Corresponding Author: Jeanie.B.McMillin{at}uth.tmc.edu

Transcriptional regulation of nuclear-encoded mitochondrial proteins is dependent on nuclear transcription factors that act on genes encoding key components of mitochondrial transcription, replication and heme biosynthetic machinery. Cellular factors that target expression of proteins to the heart have been well characterized with respect to excitation-contraction coupling. No information currently exists that examines whether parallel transcriptional mechanisms regulate nuclear-encoded expression of cardiac-specific mitochondrial isoforms. The muscle CPT-Ibeta isoform in heart is a TATA-less gene that uses Sp-1 proteins to support basal expression. The rat cardiac Fatty Acid Response Element (FARE, -301/ -289), previously characterized in the human gene, is responsive to oleic acid following serum deprivation.
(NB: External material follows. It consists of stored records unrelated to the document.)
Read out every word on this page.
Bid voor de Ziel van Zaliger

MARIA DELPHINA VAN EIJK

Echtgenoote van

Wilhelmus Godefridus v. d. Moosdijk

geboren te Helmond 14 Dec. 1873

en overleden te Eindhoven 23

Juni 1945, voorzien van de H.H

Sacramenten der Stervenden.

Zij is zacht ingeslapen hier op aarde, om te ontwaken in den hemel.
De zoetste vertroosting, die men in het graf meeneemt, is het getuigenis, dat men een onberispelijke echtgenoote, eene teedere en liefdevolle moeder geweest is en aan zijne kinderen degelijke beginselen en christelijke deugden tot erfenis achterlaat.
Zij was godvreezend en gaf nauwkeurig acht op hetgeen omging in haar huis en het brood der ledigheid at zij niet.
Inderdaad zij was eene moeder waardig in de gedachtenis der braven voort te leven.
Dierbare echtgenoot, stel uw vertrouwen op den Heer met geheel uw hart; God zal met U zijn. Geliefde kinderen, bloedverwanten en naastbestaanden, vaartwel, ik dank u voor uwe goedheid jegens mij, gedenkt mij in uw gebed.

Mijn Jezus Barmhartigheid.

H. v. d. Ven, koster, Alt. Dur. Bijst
Deletion and mutational analysis of the 5'flanking sequence of the carnitine palmitoyltransferase I[beta}(CPT-Ibeta ) gene defines regulatory regions in the -391/ +80 promoter luciferase construct. When deleted or mutated constructs were individually transfected into cardiac myocytes, CPT-I/ luciferase reporter gene expression was significantly depressed at sites involving a putative MEF 2 sequence downstream from FARE and a cluster of cardiac-specific regulatory regions flanked by two Sp1 elements. Each site demonstrated binding to cardiac nuclear proteins and competition specificity (or supershifts) with oligonucleotides and antibodies. Individual expression vectors for Nkx2.5, SRF and GATA-4 enhanced CPT-I reporter gene expression 4- to 36-fold in CV-1 cells. While cotransfection of Nkx and SRF produced additive luciferase expression, the combination of SRF and GATA-4 cotransfection resulted in synergistic activation of CPT-Ibeta . The results demonstrate that SRF and the tissue-restricted isoform, GATA-4,drive robust gene transcription of a mitochondrial protein highly expressed in heart.